If you're looking for accurate colors, you won't get them with the TX200V (reds were an exception). However, they are bright and vivid, which, frankly, is what most people want from a point-and-shoot. If you don't fall into that category, Sony's added simple sliders to its auto modes for brightness, hue, and saturation, so you can tune them to your liking.
Sony's added a new digital zoom option to its models with Exmor R sensors. Called Clear Image Zoom, it uses the camera's processor to compare patterns found in adjacent pixels and create new pixels to match selected patterns, resulting in better digital zoom photos. It doubles the optical zoom range and the shots are usable at small sizes (top). However, viewed at 100 percent, it's basically a painting (bottom).
There some noticeable barrel distortion at the wide end of the lens (top) that's visible in both photos and movies. There even seems to be a little with the lens extended (bottom). The lens has OK center sharpness, but at least it's consistent edge to edge; my review camera only had a little bit of softness in the upper corners. I did see fringing in high-contrast areas of photos, but for the most part it's only visible when photos are viewed at full size.
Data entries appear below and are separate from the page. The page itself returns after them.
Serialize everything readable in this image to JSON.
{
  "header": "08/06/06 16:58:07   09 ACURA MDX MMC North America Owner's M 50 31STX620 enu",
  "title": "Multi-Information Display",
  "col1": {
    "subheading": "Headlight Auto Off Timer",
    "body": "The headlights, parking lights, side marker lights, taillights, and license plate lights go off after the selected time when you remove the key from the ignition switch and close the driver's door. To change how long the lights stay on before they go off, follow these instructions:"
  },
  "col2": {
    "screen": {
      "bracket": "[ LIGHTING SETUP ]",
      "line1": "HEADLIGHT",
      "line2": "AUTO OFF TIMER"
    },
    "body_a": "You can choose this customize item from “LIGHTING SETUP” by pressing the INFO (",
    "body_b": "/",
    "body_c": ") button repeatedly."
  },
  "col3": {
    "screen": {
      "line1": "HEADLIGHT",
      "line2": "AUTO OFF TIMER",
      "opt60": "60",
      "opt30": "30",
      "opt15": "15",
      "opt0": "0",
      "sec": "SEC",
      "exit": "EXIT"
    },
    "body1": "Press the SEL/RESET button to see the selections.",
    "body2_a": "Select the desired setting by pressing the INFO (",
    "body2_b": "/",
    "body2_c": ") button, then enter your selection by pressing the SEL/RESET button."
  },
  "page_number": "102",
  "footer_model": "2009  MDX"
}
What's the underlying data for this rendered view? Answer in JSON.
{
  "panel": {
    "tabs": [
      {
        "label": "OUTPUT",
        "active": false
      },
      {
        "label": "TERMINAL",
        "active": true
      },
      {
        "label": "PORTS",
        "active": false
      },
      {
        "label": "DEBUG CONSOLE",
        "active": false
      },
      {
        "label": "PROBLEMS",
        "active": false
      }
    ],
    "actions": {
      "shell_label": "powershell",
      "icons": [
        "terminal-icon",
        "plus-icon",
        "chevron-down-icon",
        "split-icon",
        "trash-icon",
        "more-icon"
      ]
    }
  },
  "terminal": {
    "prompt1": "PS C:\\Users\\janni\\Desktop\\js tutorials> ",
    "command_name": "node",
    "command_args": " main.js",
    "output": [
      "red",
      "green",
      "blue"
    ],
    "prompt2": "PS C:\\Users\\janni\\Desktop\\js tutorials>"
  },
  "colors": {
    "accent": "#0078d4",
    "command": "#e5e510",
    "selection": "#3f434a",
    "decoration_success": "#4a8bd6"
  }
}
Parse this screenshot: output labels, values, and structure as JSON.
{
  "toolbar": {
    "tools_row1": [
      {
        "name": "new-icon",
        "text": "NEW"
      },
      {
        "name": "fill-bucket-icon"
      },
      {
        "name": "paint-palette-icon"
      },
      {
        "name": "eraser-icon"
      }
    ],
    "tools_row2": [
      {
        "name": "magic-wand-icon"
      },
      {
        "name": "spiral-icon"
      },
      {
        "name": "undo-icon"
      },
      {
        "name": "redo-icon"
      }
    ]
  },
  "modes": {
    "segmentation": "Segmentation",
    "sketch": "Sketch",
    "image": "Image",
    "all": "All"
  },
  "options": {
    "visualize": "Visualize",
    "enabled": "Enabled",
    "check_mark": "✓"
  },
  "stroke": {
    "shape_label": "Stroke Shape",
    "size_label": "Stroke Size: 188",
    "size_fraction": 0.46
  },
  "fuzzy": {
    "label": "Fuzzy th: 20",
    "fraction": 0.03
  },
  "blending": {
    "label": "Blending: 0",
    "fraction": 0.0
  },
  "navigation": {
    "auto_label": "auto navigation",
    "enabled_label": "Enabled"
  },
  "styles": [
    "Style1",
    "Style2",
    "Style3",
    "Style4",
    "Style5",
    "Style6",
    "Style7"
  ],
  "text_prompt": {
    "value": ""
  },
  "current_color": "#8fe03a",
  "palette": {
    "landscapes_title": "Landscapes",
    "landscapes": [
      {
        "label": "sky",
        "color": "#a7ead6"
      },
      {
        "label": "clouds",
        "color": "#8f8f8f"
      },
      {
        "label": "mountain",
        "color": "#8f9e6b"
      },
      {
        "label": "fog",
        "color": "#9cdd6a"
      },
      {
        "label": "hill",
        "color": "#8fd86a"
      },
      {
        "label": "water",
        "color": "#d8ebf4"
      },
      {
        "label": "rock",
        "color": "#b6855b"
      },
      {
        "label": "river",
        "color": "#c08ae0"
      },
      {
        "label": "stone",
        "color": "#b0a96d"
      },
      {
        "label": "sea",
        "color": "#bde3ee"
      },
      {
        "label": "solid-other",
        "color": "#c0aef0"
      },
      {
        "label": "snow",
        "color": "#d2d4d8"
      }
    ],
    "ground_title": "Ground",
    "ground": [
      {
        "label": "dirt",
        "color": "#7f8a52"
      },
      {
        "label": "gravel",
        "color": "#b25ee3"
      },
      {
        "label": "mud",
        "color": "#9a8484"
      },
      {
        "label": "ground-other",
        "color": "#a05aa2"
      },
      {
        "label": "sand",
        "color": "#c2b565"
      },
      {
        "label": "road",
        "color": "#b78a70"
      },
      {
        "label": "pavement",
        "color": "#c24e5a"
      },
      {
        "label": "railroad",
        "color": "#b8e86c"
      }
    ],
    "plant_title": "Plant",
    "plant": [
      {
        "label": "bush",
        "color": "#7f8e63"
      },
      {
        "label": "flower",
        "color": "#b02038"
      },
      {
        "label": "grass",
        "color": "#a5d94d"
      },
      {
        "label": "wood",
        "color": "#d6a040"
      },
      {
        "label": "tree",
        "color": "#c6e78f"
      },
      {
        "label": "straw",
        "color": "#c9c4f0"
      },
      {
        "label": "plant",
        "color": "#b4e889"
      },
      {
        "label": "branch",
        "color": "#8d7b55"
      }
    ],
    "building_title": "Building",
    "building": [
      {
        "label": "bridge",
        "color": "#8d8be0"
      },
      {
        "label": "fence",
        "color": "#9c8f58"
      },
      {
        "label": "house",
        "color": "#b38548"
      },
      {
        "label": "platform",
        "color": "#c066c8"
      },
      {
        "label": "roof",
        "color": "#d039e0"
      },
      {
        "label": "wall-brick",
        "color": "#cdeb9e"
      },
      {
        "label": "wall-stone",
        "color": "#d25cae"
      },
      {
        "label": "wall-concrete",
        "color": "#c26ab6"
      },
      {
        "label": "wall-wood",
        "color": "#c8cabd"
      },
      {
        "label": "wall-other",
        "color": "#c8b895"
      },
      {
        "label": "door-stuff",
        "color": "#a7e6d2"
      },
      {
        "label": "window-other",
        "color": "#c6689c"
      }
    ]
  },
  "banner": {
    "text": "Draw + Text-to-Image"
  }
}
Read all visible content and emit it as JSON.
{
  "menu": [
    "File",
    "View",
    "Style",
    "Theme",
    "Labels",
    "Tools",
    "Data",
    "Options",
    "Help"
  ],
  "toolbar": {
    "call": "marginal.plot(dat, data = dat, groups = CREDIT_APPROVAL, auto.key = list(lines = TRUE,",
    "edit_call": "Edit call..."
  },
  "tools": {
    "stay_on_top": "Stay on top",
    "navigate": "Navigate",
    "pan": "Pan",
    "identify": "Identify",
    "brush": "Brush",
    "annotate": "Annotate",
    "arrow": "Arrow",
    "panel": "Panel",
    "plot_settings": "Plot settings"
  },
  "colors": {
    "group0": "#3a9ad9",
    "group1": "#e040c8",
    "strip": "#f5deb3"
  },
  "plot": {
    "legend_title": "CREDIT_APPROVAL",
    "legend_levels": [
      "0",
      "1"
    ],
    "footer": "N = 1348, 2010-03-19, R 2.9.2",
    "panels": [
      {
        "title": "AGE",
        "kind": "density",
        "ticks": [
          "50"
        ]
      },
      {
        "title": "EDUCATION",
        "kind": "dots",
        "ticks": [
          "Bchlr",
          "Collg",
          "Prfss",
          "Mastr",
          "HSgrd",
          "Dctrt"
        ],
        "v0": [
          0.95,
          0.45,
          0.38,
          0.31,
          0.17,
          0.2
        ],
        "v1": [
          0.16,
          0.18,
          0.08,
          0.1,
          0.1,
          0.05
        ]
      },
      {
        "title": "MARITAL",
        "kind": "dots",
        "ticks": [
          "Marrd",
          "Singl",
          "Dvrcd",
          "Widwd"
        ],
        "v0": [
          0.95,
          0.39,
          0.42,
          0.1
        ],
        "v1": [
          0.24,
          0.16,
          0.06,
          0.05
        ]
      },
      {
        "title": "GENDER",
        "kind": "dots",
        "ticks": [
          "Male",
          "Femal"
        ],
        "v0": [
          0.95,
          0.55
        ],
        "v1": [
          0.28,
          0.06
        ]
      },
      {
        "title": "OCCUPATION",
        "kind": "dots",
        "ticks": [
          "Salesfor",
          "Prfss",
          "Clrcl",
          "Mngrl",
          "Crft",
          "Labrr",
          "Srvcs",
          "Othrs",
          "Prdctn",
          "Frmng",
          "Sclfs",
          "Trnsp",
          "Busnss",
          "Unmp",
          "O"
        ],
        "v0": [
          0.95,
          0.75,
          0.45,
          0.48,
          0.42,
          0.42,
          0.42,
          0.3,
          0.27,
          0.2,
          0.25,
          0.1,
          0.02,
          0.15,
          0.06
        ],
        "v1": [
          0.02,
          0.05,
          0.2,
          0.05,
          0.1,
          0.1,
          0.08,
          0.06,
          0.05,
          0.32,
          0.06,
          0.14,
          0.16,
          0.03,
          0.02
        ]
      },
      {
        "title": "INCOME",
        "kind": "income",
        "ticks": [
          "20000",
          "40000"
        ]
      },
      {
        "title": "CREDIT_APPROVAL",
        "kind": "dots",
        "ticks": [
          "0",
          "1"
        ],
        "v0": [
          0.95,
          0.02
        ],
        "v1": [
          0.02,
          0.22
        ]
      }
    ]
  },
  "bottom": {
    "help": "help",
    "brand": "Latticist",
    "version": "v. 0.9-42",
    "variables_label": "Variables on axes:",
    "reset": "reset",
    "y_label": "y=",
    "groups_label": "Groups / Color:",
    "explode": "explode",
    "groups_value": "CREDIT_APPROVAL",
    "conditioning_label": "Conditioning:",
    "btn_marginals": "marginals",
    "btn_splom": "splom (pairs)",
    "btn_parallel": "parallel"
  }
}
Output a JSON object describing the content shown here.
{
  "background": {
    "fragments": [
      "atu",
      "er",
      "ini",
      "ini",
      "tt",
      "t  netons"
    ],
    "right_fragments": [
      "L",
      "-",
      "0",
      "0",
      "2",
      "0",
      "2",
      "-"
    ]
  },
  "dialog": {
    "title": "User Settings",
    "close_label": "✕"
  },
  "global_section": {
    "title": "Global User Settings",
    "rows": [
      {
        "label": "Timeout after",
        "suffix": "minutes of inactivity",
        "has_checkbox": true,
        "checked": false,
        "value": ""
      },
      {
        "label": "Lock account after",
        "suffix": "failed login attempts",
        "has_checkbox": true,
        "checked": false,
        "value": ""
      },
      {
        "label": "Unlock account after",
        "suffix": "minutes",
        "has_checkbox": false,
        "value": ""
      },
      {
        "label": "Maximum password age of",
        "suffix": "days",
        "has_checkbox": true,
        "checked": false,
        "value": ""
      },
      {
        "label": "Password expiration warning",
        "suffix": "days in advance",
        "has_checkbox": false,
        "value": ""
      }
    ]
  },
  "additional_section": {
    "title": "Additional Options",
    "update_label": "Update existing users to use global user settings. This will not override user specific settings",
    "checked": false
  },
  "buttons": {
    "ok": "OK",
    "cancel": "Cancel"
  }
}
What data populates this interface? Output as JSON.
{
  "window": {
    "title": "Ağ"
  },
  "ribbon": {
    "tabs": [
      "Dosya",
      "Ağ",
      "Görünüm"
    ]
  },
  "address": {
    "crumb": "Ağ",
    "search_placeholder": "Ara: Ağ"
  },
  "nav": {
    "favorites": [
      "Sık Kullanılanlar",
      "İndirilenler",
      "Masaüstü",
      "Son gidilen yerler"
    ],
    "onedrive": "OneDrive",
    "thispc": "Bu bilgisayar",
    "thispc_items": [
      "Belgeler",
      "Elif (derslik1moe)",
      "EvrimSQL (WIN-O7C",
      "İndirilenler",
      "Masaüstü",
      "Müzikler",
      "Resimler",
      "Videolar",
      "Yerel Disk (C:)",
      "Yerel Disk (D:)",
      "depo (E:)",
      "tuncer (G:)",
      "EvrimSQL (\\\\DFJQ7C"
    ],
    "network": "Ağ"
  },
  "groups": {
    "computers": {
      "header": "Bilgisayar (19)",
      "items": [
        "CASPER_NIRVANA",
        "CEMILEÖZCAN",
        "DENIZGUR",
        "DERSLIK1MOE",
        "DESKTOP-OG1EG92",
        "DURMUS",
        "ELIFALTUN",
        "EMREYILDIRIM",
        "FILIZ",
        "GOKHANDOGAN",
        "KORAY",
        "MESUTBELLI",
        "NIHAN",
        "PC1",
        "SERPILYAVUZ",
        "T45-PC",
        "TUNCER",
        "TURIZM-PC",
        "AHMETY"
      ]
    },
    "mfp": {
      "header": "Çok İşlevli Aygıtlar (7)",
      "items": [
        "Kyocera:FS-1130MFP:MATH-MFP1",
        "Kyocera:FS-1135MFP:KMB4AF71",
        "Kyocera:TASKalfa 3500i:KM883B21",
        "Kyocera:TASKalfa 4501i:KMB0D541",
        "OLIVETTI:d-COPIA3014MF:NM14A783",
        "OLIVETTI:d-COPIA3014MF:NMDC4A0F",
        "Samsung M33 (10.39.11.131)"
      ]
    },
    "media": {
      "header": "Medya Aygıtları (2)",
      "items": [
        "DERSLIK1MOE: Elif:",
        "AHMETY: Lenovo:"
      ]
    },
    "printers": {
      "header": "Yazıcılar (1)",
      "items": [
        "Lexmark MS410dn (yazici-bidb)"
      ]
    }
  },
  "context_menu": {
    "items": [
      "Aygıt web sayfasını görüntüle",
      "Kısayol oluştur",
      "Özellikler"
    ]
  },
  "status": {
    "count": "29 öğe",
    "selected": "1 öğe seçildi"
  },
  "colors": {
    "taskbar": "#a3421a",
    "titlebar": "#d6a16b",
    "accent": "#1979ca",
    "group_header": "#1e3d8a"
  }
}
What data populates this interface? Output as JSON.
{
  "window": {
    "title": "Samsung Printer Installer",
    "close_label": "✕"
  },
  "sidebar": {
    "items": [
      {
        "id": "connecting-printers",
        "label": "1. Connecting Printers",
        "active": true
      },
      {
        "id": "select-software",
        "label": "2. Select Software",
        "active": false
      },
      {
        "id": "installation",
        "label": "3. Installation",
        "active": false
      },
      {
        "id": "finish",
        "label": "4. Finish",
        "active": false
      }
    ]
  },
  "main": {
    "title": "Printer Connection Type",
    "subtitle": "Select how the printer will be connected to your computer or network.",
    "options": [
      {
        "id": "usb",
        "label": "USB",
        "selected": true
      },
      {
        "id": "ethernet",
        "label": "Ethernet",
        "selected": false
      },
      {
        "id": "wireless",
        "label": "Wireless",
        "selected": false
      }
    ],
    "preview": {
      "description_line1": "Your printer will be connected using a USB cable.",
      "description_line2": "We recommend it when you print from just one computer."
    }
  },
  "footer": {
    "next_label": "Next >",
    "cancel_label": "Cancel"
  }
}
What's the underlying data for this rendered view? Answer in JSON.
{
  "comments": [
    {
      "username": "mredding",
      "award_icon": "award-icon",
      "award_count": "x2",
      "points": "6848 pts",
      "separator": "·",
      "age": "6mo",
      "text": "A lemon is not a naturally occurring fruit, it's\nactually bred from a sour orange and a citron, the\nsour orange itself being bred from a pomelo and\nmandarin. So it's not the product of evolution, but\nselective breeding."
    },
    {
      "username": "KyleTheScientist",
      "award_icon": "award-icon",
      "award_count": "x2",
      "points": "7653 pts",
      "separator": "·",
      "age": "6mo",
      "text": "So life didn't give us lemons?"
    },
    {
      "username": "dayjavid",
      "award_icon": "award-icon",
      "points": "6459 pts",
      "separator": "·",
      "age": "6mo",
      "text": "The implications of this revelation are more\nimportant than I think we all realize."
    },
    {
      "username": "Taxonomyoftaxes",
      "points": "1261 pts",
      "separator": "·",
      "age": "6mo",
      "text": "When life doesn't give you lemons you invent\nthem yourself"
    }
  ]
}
To give a more "pro" look to photos, there's a Background Defocus mode that takes two shots, identifies the background, and blurs it while keeping the subject sharp and in focus. Recommended distance from the subject is about a foot (30cm according to what the camera says onscreen) and you can set the amount of blur to low, medium, or high; this sample photo was taken at medium. It works best when your subject is well in front of the background.
Sony offers two HDR (high dynamic range) modes in the TX200V: one for artistic effect, one for correcting difficult lighting. Backlight Correction HDR is the latter. It works by taking three shots at different exposures and quickly processing them together to get a more balanced exposure. The photo on the left is taken in Intelligent Auto, while the shot on the right is with this HDR mode.
The TX200V has a Picture Effects mode with nine options, all rendered at full resolution and visible live while you're shooting.
From top to bottom, left to right: Superior Auto (Backlight Correction HDR), HDR Painting, Richtone Monochrome, Miniature, Toy Camera, Pop Color, Partial Color (green), Soft High-key, Watercolor, and Illustration. The last two are available in playback as well, should you want to turn a regular shot into a painting.
Sony has two versions of its Sweep Panorama mode, one regular and one Intelligent. The cameras with a Sony Exmor R sensor get the latter, which includes the TX200V. The benefit is that it does a better job of handling moving subjects.
While the Intelligent Panorama mode is good for small prints and Web use, the HR Panorama mode creates higher-quality results at a resolution of 10,480x4,096 pixels (quality has been greatly reduced for faster loading). The files are huge, though; this one is 14MB.
The camera's Dual Rec feature lets you capture 13-megapixel stills while shooting full HD video. Just press the shutter release and you get a shot that's good enough for viewing on a TV or computer screen, or small prints.